Non-galvanic calibration and operation of a quantum dot thermometer

TL;DR

This paper presents a method for calibrating and operating a quantum dot thermometer using a single non-galvanic gate connection, enabling fast, sensitive electron temperature measurements at cryogenic temperatures.

Contribution

It introduces a non-galvanic calibration technique for quantum dot thermometers using radio-frequency reflectometry, allowing operation outside calibration range and providing physical parameter readout.

Findings

Operates at 3.0 K to 1.0 K temperature range.

Achieves temperature readout sensitivity of 4.0±0.3 mK/√Hz.

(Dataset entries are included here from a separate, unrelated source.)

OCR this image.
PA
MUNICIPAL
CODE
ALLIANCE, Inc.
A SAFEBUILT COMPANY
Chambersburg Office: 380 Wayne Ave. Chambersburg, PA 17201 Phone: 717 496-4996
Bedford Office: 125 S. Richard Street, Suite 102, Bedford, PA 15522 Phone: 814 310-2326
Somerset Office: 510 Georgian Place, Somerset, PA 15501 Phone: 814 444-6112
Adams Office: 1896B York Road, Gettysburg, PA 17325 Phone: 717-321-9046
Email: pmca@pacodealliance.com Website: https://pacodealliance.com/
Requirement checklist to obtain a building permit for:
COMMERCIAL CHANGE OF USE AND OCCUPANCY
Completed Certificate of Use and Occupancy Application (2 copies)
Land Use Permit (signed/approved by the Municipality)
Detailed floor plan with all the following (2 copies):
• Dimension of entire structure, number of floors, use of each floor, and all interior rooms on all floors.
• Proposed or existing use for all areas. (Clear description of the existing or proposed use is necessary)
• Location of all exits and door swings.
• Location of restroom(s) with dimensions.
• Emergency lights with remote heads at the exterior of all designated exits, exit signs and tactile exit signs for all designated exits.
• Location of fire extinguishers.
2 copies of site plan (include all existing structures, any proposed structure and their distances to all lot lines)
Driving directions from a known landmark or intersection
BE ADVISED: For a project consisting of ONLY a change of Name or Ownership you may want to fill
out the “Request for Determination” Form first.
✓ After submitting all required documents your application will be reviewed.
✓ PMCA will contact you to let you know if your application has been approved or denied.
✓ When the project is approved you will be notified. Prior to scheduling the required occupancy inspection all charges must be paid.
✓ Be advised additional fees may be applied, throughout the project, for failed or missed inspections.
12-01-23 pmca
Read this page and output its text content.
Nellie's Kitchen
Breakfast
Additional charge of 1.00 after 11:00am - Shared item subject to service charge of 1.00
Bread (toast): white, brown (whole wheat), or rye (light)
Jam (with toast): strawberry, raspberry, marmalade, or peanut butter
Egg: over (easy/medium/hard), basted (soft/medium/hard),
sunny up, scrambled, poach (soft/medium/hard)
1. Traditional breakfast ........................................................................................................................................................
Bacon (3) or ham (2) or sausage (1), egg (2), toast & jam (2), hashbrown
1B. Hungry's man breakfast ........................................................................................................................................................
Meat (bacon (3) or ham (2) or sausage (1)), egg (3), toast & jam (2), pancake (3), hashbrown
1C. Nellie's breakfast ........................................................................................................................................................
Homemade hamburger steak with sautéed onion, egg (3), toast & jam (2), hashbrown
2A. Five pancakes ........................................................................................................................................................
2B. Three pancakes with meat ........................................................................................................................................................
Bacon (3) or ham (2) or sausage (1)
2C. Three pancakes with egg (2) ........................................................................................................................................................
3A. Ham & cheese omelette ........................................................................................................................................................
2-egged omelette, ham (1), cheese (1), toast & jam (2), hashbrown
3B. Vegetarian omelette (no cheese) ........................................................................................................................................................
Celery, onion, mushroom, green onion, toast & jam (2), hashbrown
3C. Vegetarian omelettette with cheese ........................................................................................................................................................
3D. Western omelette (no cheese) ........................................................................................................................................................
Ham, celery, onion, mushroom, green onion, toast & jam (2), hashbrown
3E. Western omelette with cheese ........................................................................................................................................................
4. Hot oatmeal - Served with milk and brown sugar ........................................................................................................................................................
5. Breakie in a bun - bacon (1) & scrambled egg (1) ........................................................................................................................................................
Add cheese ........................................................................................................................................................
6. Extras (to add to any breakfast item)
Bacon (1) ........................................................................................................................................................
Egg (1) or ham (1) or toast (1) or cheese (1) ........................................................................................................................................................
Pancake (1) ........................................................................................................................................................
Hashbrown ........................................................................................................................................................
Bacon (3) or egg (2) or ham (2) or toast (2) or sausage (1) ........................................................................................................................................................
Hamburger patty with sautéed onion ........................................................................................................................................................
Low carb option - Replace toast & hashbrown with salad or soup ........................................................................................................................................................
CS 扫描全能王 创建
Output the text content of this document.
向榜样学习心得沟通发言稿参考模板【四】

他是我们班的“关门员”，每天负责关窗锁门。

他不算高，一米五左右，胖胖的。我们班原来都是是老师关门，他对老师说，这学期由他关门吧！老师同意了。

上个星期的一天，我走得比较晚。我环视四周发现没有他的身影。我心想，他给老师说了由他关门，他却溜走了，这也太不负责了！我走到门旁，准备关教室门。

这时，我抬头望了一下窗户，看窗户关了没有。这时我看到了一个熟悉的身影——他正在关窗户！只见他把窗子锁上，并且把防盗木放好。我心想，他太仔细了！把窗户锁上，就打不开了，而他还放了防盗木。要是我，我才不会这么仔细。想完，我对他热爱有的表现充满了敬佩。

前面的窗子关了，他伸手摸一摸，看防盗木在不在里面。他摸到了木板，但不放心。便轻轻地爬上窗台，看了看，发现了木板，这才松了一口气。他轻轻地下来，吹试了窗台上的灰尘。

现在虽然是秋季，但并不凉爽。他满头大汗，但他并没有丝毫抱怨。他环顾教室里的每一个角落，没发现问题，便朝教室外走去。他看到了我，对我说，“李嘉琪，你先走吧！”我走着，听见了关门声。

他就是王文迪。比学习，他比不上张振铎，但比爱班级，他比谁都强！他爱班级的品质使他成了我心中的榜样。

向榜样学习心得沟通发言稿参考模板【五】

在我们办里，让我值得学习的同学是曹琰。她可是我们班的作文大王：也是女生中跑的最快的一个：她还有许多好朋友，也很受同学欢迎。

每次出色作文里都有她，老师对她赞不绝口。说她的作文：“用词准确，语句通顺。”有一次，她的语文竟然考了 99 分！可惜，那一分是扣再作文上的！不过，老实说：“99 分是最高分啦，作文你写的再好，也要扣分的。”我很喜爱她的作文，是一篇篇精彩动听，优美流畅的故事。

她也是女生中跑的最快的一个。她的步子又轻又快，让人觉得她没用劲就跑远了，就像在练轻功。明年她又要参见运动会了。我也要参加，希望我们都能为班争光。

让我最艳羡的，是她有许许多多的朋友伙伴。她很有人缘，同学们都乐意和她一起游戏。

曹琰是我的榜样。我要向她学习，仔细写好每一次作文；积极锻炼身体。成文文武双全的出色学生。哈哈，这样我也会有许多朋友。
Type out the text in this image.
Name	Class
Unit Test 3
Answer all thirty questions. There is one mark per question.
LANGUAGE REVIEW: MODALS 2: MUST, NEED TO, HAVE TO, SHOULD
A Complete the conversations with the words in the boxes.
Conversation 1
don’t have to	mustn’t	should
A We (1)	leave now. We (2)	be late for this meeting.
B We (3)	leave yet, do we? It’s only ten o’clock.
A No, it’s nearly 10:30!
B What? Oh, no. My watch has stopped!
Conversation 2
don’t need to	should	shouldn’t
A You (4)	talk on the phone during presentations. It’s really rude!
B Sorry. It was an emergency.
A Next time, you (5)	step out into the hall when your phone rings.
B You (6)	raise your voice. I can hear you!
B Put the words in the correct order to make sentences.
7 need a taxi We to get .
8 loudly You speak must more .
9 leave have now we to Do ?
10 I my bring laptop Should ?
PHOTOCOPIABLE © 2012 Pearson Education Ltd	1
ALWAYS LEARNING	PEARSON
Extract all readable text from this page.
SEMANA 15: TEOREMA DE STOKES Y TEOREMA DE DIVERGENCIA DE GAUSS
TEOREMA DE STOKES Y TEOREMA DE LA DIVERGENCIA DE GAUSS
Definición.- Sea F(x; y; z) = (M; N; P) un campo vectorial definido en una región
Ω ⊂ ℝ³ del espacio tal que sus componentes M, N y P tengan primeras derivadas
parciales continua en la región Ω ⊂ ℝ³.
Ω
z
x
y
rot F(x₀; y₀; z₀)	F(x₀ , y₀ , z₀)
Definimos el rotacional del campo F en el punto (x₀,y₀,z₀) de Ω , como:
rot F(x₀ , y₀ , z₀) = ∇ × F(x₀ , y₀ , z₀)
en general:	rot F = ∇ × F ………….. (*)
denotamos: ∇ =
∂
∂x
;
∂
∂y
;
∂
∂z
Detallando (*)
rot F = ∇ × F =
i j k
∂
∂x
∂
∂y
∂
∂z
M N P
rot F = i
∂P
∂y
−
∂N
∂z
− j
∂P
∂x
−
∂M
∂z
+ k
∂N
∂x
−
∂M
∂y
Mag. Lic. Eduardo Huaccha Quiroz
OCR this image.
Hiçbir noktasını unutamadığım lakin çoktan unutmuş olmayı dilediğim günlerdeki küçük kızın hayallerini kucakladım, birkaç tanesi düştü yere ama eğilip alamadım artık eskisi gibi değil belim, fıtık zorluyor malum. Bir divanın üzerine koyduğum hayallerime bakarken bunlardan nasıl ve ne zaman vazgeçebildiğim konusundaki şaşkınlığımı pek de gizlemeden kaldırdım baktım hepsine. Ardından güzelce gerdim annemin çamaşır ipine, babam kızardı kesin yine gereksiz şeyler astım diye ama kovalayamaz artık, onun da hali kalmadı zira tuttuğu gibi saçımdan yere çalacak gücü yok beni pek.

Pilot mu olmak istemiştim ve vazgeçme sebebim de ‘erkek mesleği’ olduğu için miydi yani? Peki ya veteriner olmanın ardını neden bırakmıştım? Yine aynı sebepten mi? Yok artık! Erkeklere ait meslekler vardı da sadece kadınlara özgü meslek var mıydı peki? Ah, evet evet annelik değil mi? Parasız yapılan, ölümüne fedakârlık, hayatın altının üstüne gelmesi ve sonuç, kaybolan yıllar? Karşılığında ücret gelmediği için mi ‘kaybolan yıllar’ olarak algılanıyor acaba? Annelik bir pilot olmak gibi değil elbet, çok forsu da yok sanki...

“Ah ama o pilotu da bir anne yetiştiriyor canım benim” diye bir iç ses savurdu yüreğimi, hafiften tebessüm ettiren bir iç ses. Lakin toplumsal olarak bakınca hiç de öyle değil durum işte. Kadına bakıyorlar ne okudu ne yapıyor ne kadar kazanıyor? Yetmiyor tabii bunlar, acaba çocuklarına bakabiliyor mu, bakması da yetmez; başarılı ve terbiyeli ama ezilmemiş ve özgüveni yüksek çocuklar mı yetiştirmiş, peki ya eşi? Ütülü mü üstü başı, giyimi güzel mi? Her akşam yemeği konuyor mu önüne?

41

Uses affordable, readily available reflectometry demodulator.

Abstract

A cryogenic quantum dot thermometer is calibrated and operated using only a single non-galvanic gate connection. The thermometer is probed with radio-frequency reflectometry and calibrated by fitting a physical model to the phase of the reflected radio-frequency signal taken at temperatures across a small range. Thermometry of the source and drain reservoirs of the dot is then performed by fitting the calibrated physical model to new phase data. The thermometer can operate at the transition between thermally broadened and lifetime broadened regimes, and outside the temperatures used in calibration. Electron thermometry was performed at temperatures between $3.0\,\mathrm{K}$ and $1.0\,\mathrm{K}$, in both a $1\,\mathrm{K}$ cryostat and a dilution refrigerator. The experimental setup allows fast electron temperature readout with a sensitivity of $4.0\pm0.3 \, \mathrm{mK}/\sqrt{\mathrm{Hz}}$, at Kelvin temperatures. The non-galvanic calibration process gives a readout of physical parameters, such as the quantum dot lever arm. The demodulator used for reflectometry readout is readily available and very affordable.